Posted: Tuesday, Nov 13th, 2012




Unfortunately, not one producer jumped in the front row seats that people with the utmost enthusiasm eventually filled, but something wasn’t right about having a conversation about agritourism without a room full of farmers.

It wasn’t like the crowd gathered in the barley fields two days later, a mix leaving with crooked necks from seeking radishes and turnips. The producers, consumers, students and teachers were silently pleased with the still weather, hoping it would not last long beyond the afternoon. They walked through the fields working hard to survive for much more than the life of a potato. They learned about four attempts to make agriculture healthy again. They saw, they heard, they looked and they listened out on the land that holds all of the prospects.

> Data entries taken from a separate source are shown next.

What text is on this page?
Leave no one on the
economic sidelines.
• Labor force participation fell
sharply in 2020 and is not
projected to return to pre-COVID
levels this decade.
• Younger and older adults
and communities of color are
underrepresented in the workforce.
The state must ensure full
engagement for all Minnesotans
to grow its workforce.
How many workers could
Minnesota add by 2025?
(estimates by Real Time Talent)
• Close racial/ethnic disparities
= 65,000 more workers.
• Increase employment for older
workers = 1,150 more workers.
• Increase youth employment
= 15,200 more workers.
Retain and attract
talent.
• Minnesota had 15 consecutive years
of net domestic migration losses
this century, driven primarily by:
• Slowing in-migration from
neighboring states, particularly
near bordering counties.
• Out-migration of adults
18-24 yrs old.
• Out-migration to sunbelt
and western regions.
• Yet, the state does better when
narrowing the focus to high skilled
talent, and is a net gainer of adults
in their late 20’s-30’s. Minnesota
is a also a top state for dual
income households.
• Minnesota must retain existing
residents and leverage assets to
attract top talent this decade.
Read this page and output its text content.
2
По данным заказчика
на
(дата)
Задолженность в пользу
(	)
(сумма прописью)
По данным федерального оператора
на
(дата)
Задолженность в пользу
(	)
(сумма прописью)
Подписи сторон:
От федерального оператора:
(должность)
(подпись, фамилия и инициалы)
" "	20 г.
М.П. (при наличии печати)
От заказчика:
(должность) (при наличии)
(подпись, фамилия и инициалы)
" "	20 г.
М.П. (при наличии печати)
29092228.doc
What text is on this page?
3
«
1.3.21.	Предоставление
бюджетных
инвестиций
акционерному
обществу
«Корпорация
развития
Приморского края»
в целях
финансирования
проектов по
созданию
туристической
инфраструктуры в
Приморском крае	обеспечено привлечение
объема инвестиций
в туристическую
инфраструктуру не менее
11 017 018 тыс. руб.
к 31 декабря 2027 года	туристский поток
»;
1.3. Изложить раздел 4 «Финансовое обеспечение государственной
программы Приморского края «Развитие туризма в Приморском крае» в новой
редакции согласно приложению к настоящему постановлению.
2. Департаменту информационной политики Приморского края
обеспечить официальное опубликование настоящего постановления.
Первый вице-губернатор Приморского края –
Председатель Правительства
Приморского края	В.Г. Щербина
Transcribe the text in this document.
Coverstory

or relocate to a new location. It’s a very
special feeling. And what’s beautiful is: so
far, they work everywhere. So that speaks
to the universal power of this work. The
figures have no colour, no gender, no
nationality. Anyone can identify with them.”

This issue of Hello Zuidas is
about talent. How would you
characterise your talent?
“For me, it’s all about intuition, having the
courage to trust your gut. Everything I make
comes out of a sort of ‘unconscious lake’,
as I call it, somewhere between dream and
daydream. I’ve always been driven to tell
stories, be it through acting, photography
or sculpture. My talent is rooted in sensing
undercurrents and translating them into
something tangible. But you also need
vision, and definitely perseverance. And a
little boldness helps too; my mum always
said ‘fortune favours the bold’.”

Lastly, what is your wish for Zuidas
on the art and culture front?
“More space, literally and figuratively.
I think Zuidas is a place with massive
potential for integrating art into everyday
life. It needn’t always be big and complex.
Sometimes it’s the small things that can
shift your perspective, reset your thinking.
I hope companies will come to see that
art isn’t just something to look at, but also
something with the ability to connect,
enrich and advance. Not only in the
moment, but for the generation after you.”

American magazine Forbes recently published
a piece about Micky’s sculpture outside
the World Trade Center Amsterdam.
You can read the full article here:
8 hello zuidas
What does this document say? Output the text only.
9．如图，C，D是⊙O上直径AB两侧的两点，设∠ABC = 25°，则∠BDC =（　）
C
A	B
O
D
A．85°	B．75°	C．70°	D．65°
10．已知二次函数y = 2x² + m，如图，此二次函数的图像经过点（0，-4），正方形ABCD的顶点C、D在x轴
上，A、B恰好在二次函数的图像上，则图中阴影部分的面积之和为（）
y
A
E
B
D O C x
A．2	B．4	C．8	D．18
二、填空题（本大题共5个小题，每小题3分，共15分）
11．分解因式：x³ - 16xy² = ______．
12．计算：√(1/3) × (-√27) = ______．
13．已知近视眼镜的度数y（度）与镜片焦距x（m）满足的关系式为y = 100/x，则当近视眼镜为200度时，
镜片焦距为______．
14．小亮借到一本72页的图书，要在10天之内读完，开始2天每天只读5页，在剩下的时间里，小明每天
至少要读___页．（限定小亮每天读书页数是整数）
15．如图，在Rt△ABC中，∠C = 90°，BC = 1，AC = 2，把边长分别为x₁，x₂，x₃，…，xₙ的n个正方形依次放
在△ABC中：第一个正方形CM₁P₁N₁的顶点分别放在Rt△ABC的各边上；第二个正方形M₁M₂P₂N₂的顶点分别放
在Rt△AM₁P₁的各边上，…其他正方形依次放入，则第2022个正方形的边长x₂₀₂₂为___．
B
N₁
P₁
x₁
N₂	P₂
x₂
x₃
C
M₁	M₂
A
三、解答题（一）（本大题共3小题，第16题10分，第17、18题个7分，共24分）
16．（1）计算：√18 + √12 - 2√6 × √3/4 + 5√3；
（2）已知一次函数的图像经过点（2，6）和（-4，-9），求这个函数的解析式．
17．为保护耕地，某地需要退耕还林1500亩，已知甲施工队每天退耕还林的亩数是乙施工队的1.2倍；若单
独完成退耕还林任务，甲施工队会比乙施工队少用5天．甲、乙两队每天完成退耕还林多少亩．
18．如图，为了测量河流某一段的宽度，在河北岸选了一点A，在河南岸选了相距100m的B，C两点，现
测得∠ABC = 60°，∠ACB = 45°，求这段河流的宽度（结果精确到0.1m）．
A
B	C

The discussion about devoting time to attract retired and wealthy tourists to taste the Valley lingered about on Wednesday afternoon while trampling through the stubble. Recollections of those vacant seats and the idea of a couple from Connecticut celebrating their 50th wedding anniversary on a hayride round the circles compared to the tours round the state’s wineries, market gardens and specialty projects made for a smile. An appreciation for the Valley’s producers set in alongside a moment to wonder of how it could all work, these ideas of linking the tourist to agriculture, but done with Valley style.

Getting around, last week’s soil health tour was definitely one of the better-attended free, voluntary events this year. There were more people gathered on Alamosa County roads looking at the autumn ground, exploring fields that have since said goodbye to the milk and honey then rally for their candidates or their children. In three hours, people met people with a similar interest that links all and sustains all, the system of local food, a focus of the agritourism conversation.

If tourists want to come to the Valley, they might want the opportunity to see agriculture. If the tourists want to go out on the farm, it might not be for wine, cheese and a cook, but for a raw fare and a rare vantage point. In the case of the soil health tour, a busload’s worth of people came from around the Valley to see the farmer’s hard work, the scientist’s intricate planning and Mother Nature’s reaction to an offer to heal what continues fighting to bring food into this world in a manner that allows man to prevail. If the tourist wants to see it before the beer is brewed, the cow is fed and the potato is grown with tender care, the Valley is their agritourism destination.

Something, however, isn’t right about having this conversation without a room full of farmers and everyone else working to expand the system, especially when the cold has come round for the first time in months.